Ripa Lysis Buffer

SKU: orb348556

Description

Ripa Lysis Buffer

Images & Validation

• Application Notes:
  This product is ready-to-use as a working 1X solution and requires no further dilution. 1X RIPA Lysis Buffer is intended for the extraction of cellular proteins for the efficient lysis of cells and solubilization of protein, while minimizing protein degradation and maintaining protein immunoreactivity and biological activity. We recommend using 1.0 ml of RIPA Lysis Buffer to lyse 0.5 to 5 x 10E7 adherent mammalian cells. This buffer contains ionic detergents and may not be suitable for kinase enzymes, if these enzymes are easily denatured. Do not add phosphatase inhibitors when preparing lysates for phosphatase assays. 1X RIPA lysis buffer consists of 50 mM Tris HCl, 150 mM NaCl, 1.0% (v/v) NP-40, 0.5% (w/v) Sodium Deoxycholate, 1.0 mM EDTA, 0.1% (w/v) SDS and 0.01% (w/v) sodium azide at a pH of 7.4. This buffer was meticulously prepared using ultra pure reagents dissolved in highly polished pharmaceutical grade deionized water. Protease and phosphatase inhibitors are recommended but not included in product composition. Recommended final concentrations of protease inhibitors: 1.0 mM Phenylmethylsulfonyl fluoride (PMSF) 10 μM Leupeptin 0.1 μM Aprotinin 1.0 μM Pepstatin Recommended final concentrations of phosphatase inhibitors: 1.0 mM Na3VO4 1.0 mM NaF

Key Properties

• Purity: 1X RIPA Lysis Buffer was aseptically filtered through a Millipore 0.22 micron filter into clean, pre-sterilized containers. The product was tested on trypticase soy agar for 24 hours, 48 hours and 72 hours and was found to be negative for bacteria.
• Conjugation: Unconjugated

Storage & Handling

• Storage: Store container at room temperature (18° to 26° C) prior to opening. Protect from light (store in the dark).
• Form/Appearance: Liquid (sterile filtered)
• Buffer/Preservatives: Preservative: 0.01% (w/v) Sodium Azide. Stabilizer: None; Buffer: See application note.
• Concentration: 1X
• Expiration Date: 12 months from date of receipt.
• Hazard Information: Non-Toxic
• Disclaimer: For research use only

Alternative Names

1X RIPA Lysis Buffer, 1X RIPA (Radio-Immunoprecipitation Assay) Lysis Buffer, RIPA Buffer

Comparison of myokines protein expression in the normal diet, normal diet + exercise, high fat diet, and high fat diet + exercise groups. (A) Myokines levels in skeletal muscle lysates were analyzed by western blot. (B–F) IL-7, IL-8, IL-6, CXCR2, and VEGF levels. Total proteins were extracted using RIPA lysis buffer (p/n orb348556) containing protease inhibitor cocktail, and 10 µg of protein was resolved by sodium dodecyl sulfate-polyacrylamide gel electrophoresis and transferred to nitrocellulose membranes using the Trans-Blot Turbo Transfer System. Results represent the mean ± SE. *, p < 0.05 vs. the ND group by one-way ANOVA; †, p < 0.05 vs. the HFD group by one-way ANOVA. ND, normal diet; ND + Ex, normal diet + exercise; HFD, high fat diet; HFD + Ex, high fat diet + exercise.

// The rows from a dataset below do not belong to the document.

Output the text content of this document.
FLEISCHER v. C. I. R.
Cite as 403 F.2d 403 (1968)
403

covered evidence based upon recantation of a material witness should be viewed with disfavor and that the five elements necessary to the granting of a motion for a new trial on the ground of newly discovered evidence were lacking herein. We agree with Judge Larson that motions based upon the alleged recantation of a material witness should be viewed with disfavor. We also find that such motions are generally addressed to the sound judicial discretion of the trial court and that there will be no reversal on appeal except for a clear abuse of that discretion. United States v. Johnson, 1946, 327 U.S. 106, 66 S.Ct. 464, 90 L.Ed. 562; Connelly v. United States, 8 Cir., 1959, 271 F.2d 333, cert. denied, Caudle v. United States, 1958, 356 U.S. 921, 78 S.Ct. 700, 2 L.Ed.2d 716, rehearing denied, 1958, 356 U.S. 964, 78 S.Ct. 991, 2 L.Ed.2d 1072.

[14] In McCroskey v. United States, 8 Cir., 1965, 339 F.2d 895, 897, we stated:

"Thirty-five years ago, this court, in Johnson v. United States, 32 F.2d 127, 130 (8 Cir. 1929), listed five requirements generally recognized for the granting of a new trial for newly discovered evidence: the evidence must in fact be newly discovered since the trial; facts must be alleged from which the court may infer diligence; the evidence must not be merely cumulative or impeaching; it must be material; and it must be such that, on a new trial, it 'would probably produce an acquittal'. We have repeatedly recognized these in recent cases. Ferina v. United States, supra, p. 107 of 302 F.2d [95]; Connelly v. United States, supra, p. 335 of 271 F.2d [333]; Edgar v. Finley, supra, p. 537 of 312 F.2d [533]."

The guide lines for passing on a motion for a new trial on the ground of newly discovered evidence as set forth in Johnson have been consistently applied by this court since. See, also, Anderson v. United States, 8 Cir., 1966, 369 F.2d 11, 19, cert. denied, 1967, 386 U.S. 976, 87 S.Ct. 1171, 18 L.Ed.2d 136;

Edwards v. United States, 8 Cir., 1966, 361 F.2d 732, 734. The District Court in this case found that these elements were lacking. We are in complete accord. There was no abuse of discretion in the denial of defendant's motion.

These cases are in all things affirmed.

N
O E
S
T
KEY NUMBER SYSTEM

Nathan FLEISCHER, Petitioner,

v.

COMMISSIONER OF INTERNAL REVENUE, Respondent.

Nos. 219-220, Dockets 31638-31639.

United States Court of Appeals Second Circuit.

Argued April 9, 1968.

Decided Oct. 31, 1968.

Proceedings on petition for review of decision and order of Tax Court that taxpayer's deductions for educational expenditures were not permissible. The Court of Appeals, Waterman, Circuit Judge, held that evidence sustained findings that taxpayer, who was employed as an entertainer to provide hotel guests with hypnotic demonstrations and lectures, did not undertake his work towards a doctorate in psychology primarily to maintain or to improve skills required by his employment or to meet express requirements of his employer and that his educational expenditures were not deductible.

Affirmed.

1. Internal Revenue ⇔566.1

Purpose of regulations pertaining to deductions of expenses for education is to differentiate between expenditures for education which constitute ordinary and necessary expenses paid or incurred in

Comparisons of protein expressions of (A) TrkB, (B) CaMkII, (C) AMPK, (D) PGC-1α, (E) FNDC5, and (F) β-amyloid in the cerebral cortex after the 12-week intervention. Total proteins were extracted using RIPA lysis buffer (p/n orb348556) containing a protease inhibitor cocktail, and 10 µg of protein was resolved by sodium dodecyl sulfate-polyacrylamide gel electrophoresis and transferred to nitrocellulose membranes using the Trans-Blot Turbo Transfer System. (* p < 0.05 Significant difference as compared to Non-Ex group; # p < 0.05 Significant difference as compared to Saline group).